‘Well Designed’ Program Protects Tenants from Unwarranted Rent Increases, Encourages Landlord Investment: Report
An independent study on the impact of Manitoba’s rent regulation on the availability of apartments found that it strikes a good balance between the needs of landlords and tenants, Family Services and Consumer Affairs Minister Gord Mackintosh announced today.
The study by University of Winnipeg economics Prof. Hugh Grant was commissioned by the province and released today.
“Some landlords have argued that rent regulation is responsible for the low vacancy rate in Manitoba, but Winnipeg has been seeing the biggest investment in apartment construction in known provincial history while Regina, which has no rent regulation, has a similar vacancy rate,” Mackintosh said. “When faced with this apparent contradiction, we concluded that an outside review was needed so we can focus on the real solutions.”
Rents in Manitoba are among the lowest in Canada. For example, the average one-bedroom rent in Winnipeg is $1,392 cheaper annually than in neighbouring Saskatoon, which has no rent regulation.
Mackintosh noted that more than 800 new rental units are now under construction, outpacing other Canadian provinces and setting an historic record for Manitoba. The province is continuing to develop strategies to help sustain this trend and increase the supply of housing, building on the introduction of tax increment financing to stimulate downtown construction, secondary suite incentives and historic public investment through HOMEWorks!.
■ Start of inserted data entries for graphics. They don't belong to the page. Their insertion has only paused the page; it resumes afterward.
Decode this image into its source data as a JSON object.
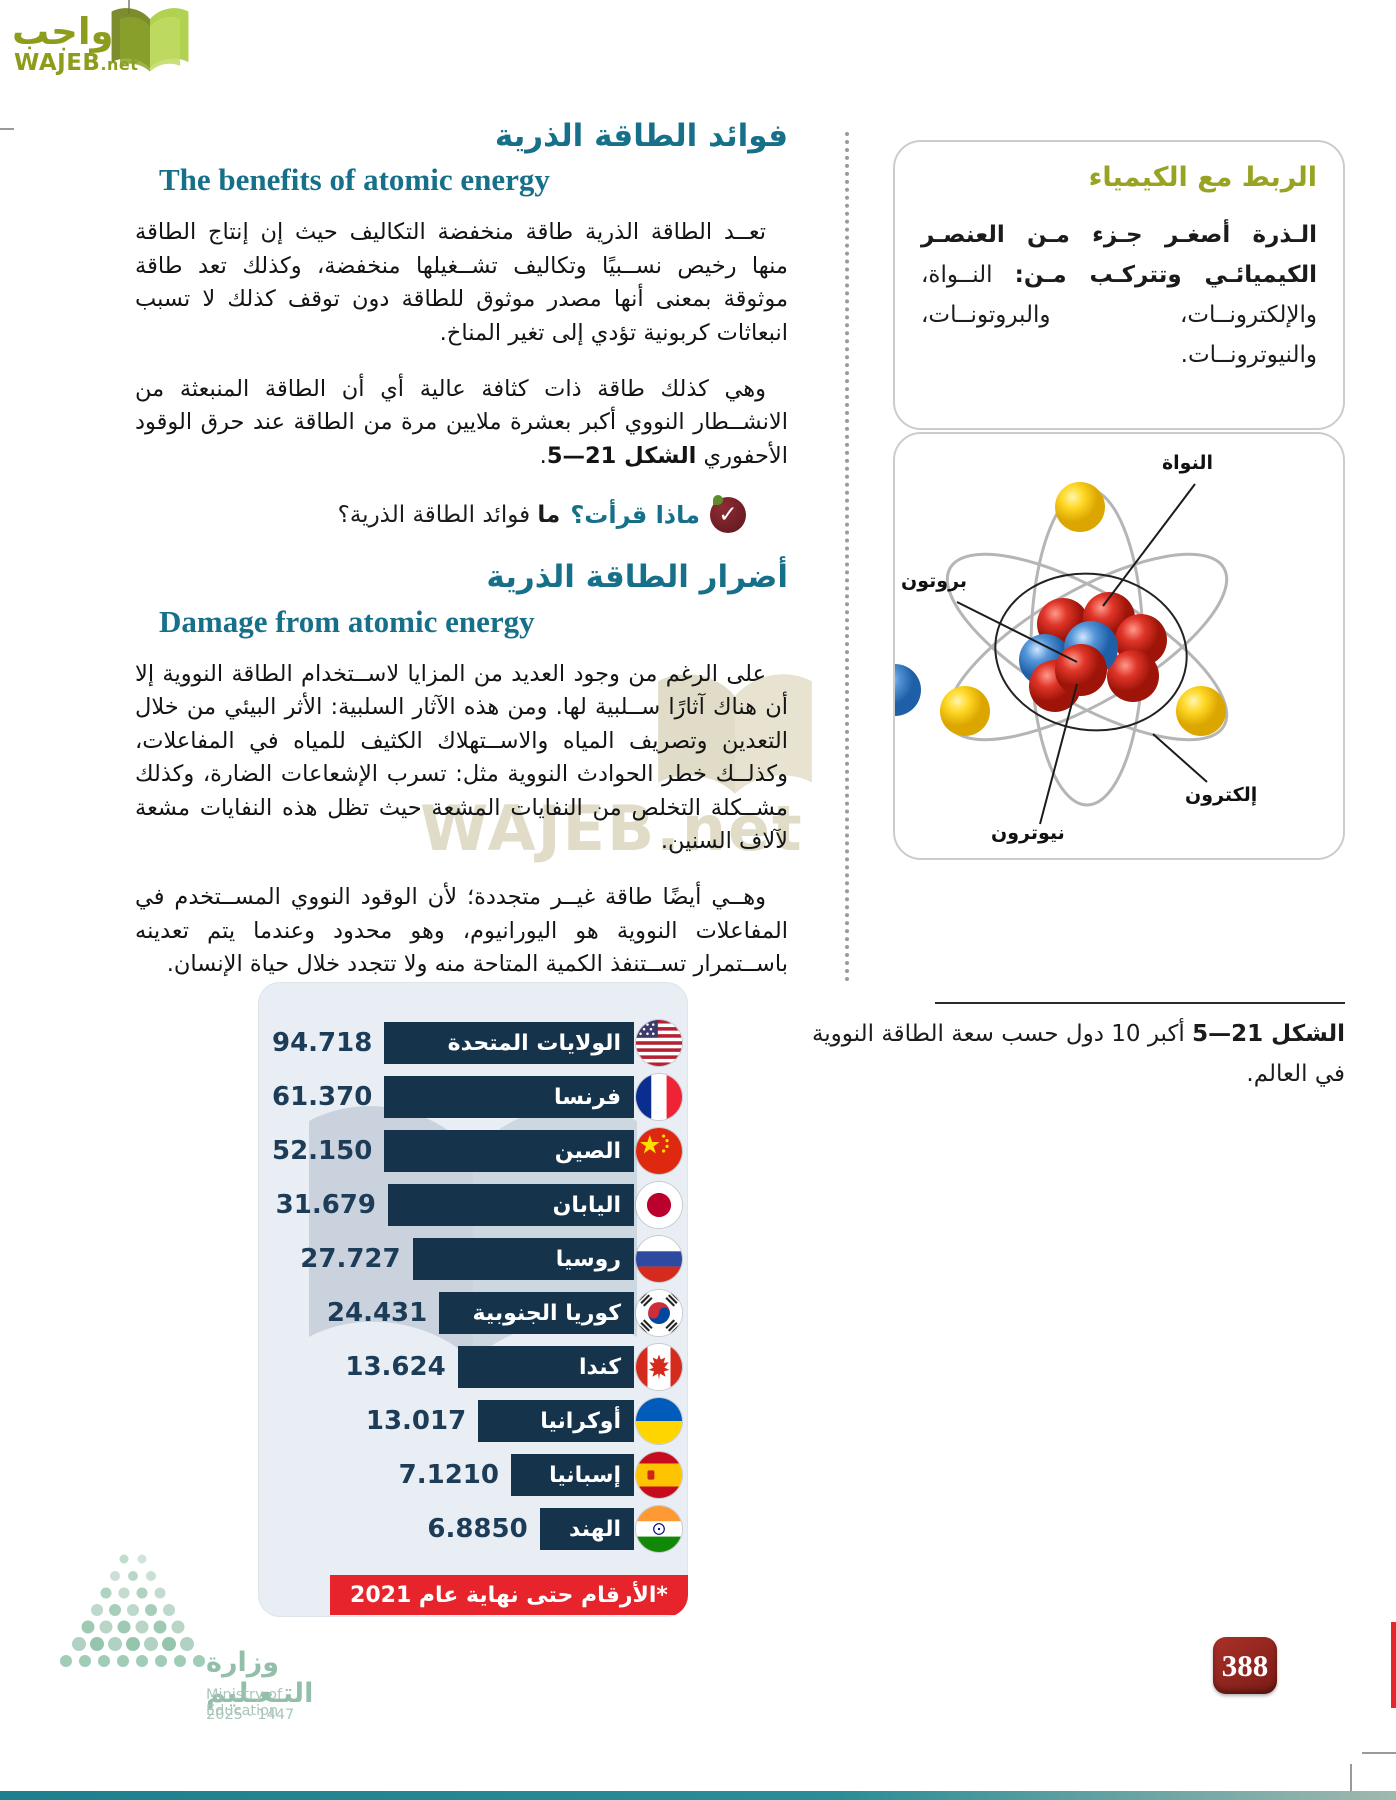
{
  "branding": {
    "logo_arabic": "واجب",
    "logo_latin_bold": "WAJEB",
    "logo_latin_suffix": ".net",
    "watermark_text": "WAJEB.net"
  },
  "sections": {
    "benefits": {
      "title_ar": "فوائد الطاقة الذرية",
      "title_en": "The benefits of atomic energy",
      "para1": "تعــد الطاقة الذرية طاقة منخفضة التكاليف حيث إن إنتاج الطاقة منها رخيص نســبيًا وتكاليف تشــغيلها منخفضة، وكذلك تعد طاقة موثوقة بمعنى أنها مصدر موثوق للطاقة دون توقف كذلك لا تسبب انبعاثات كربونية تؤدي إلى تغير المناخ.",
      "para2_text": "وهي كذلك طاقة ذات كثافة عالية أي أن الطاقة المنبعثة من الانشــطار النووي أكبر بعشرة ملايين مرة من الطاقة عند حرق الوقود الأحفوري ",
      "para2_figref": "الشكل 21—5",
      "para2_end": "."
    },
    "check": {
      "label": "ماذا قرأت؟",
      "question_bold": "ما",
      "question_rest": " فوائد الطاقة الذرية؟"
    },
    "damage": {
      "title_ar": "أضرار الطاقة الذرية",
      "title_en": "Damage from atomic energy",
      "para1": "على الرغم من وجود العديد من المزايا لاســتخدام الطاقة النووية إلا أن هناك آثارًا ســلبية لها. ومن هذه الآثار السلبية: الأثر البيئي من خلال التعدين وتصريف المياه والاســتهلاك الكثيف للمياه في المفاعلات، وكذلــك خطر الحوادث النووية مثل: تسرب الإشعاعات الضارة، وكذلك مشــكلة التخلص من النفايات المشعة حيث تظل هذه النفايات مشعة لآلاف السنين.",
      "para2": "وهــي أيضًا طاقة غيــر متجددة؛ لأن الوقود النووي المســتخدم في المفاعلات النووية هو اليورانيوم، وهو محدود وعندما يتم تعدينه باســتمرار تســتنفذ الكمية المتاحة منه ولا تتجدد خلال حياة الإنسان."
    }
  },
  "sidebar": {
    "chem_link": {
      "title": "الربط مع الكيمياء",
      "body_bold": "الـذرة أصغـر جـزء مـن العنصـر الكيميائـي وتتركـب مـن:",
      "body_rest": " النــواة، والإلكترونــات، والبروتونــات، والنيوترونــات."
    },
    "atom_labels": {
      "nucleus": "النواة",
      "proton": "بروتون",
      "neutron": "نيوترون",
      "electron": "إلكترون"
    },
    "figure_caption": {
      "label": "الشكل 21—5",
      "text": " أكبر 10 دول حسب سعة الطاقة النووية في العالم."
    }
  },
  "chart_data": {
    "type": "bar",
    "orientation": "horizontal",
    "categories": [
      "الولايات المتحدة",
      "فرنسا",
      "الصين",
      "اليابان",
      "روسيا",
      "كوريا الجنوبية",
      "كندا",
      "أوكرانيا",
      "إسبانيا",
      "الهند"
    ],
    "values": [
      94.718,
      61.37,
      52.15,
      31.679,
      27.727,
      24.431,
      13.624,
      13.017,
      7.121,
      6.885
    ],
    "value_labels": [
      "94.718",
      "61.370",
      "52.150",
      "31.679",
      "27.727",
      "24.431",
      "13.624",
      "13.017",
      "7.1210",
      "6.8850"
    ],
    "flags": [
      "us",
      "fr",
      "cn",
      "jp",
      "ru",
      "kr",
      "ca",
      "ua",
      "es",
      "in"
    ],
    "footnote": "*الأرقام حتى نهاية عام 2021",
    "bar_color": "#16334c",
    "panel_bg": "#e8eef4",
    "footnote_bg": "#e7232b",
    "legend": "none",
    "grid": "off"
  },
  "footer": {
    "ministry_ar": "وزارة التـعـليم",
    "ministry_en": "Ministry of Education",
    "years": "2025 - 1447",
    "page_number": "388"
  }
}
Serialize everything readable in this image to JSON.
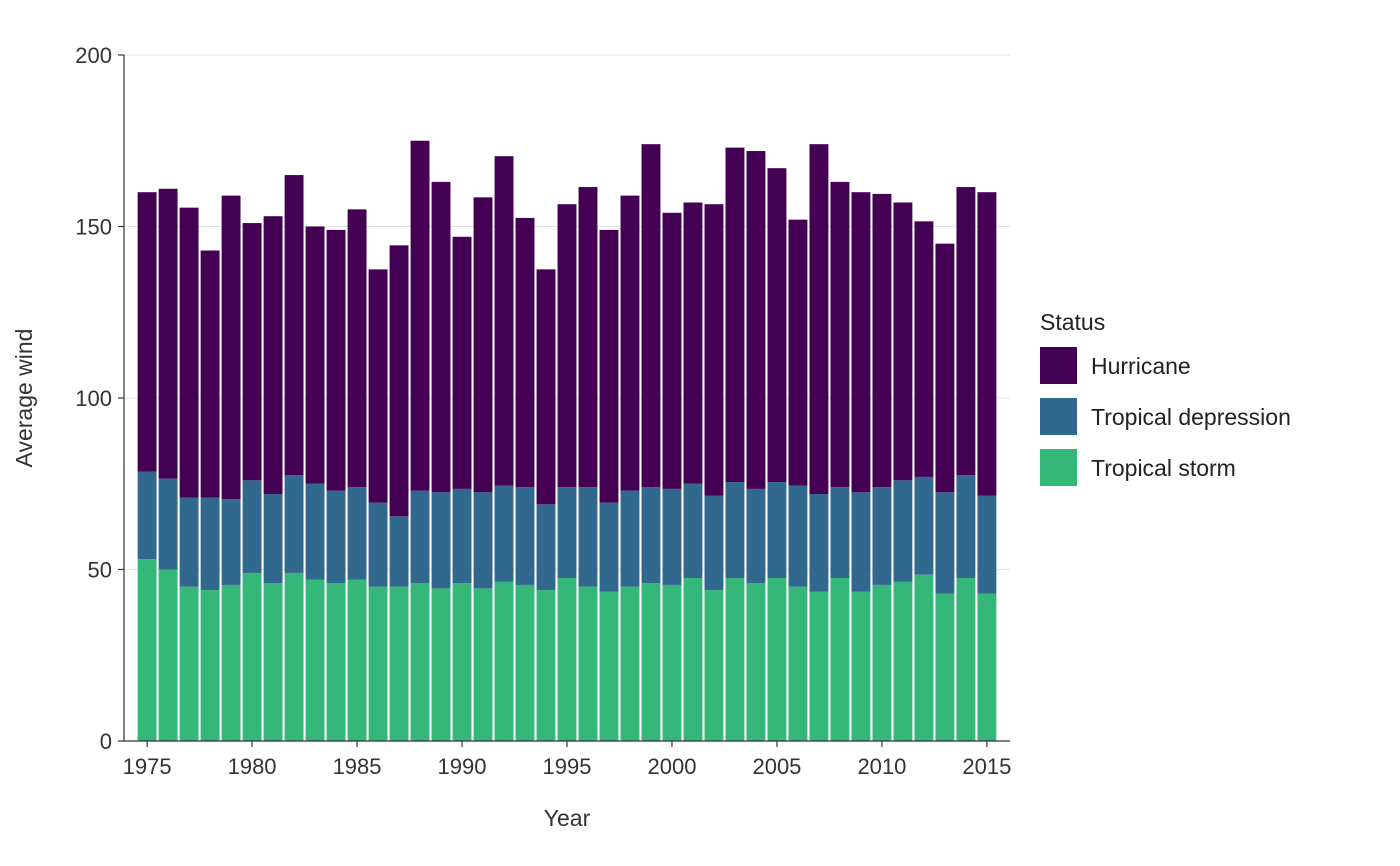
{
  "chart_data": {
    "type": "bar",
    "stacked": true,
    "xlabel": "Year",
    "ylabel": "Average wind",
    "ylim": [
      0,
      200
    ],
    "yticks": [
      0,
      50,
      100,
      150,
      200
    ],
    "xticks": [
      1975,
      1980,
      1985,
      1990,
      1995,
      2000,
      2005,
      2010,
      2015
    ],
    "x_range": [
      1973.9,
      2016.1
    ],
    "grid": "horizontal",
    "legend": {
      "title": "Status",
      "placement": "right",
      "entries": [
        "Hurricane",
        "Tropical depression",
        "Tropical storm"
      ]
    },
    "categories": [
      1975,
      1976,
      1977,
      1978,
      1979,
      1980,
      1981,
      1982,
      1983,
      1984,
      1985,
      1986,
      1987,
      1988,
      1989,
      1990,
      1991,
      1992,
      1993,
      1994,
      1995,
      1996,
      1997,
      1998,
      1999,
      2000,
      2001,
      2002,
      2003,
      2004,
      2005,
      2006,
      2007,
      2008,
      2009,
      2010,
      2011,
      2012,
      2013,
      2014,
      2015
    ],
    "series": [
      {
        "name": "Tropical storm",
        "color": "#35b779",
        "values": [
          53,
          50,
          45,
          44,
          45.5,
          49,
          46,
          49,
          47,
          46,
          47,
          45,
          45,
          46,
          44.5,
          46,
          44.5,
          46.5,
          45.5,
          44,
          47.5,
          45,
          43.5,
          45,
          46,
          45.5,
          47.5,
          44,
          47.5,
          46,
          47.5,
          45,
          43.5,
          47.5,
          43.5,
          45.5,
          46.5,
          48.5,
          43,
          47.5,
          43
        ]
      },
      {
        "name": "Tropical depression",
        "color": "#31688e",
        "values": [
          25.5,
          26.5,
          26,
          27,
          25,
          27,
          26,
          28.5,
          28,
          27,
          27,
          24.5,
          20.5,
          27,
          28,
          27.5,
          28,
          28,
          28.5,
          25,
          26.5,
          29,
          26,
          28,
          28,
          28,
          27.5,
          27.5,
          28,
          27.5,
          28,
          29.5,
          28.5,
          26.5,
          29,
          28.5,
          29.5,
          28.5,
          29.5,
          30,
          28.5
        ]
      },
      {
        "name": "Hurricane",
        "color": "#440154",
        "values": [
          81.5,
          84.5,
          84.5,
          72,
          88.5,
          75,
          81,
          87.5,
          75,
          76,
          81,
          68,
          79,
          102,
          90.5,
          73.5,
          86,
          96,
          78.5,
          68.5,
          82.5,
          87.5,
          79.5,
          86,
          100,
          80.5,
          82,
          85,
          97.5,
          98.5,
          91.5,
          77.5,
          102,
          89,
          87.5,
          85.5,
          81,
          74.5,
          72.5,
          84,
          88.5
        ]
      }
    ]
  }
}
“We are pleased that Dr. Grant has found our rent regulation program is ‘well designed’ and achieves an appropriate balance between giving tenants greater security by protecting them from unwarranted rent increases while ensuring landlords can recover costs incurred to operate the rental property,” the minister said.
Grant finds that “There is no evidence that Manitoba’s rent regulation program has a negative impact on the supply of rental accommodation, either in the conversion of existing units to condominium ownership, or in slowing the rate of construction of new rental units.” To the contrary, he finds the regulations offer “…an incentive for landlords to undertake expenditures on maintenance, repair and capital improvements…” and the program “…has maintained a stable policy environment, an important consideration for entrepreneurs when considering a large investment in an extremely durable asset.”
Grant also concludes that, when it comes to rent, “…unwarranted increases, or ‘gouging’ that might be expected in a period of excess demand, have been prevented.”
Grant advises the primary cause of relatively low vacancy rates is the “…recent increase in demand for rental accommodation, associated with the success of the Provincial Nominee Program.”
He says “…the supply response has been slow, but not unusually so.”
In June 2010, the province strengthened protections for tenants by extending the eviction notice to five months depending on the vacancy rate when an apartment is to undergo major renovations and requiring landlords to pay up to $500 for moving costs when terminating tenancies for major renovations.
Grant’s report can be seen at www.manitoba.ca/fs/cca/pubs/rental_report.pdf.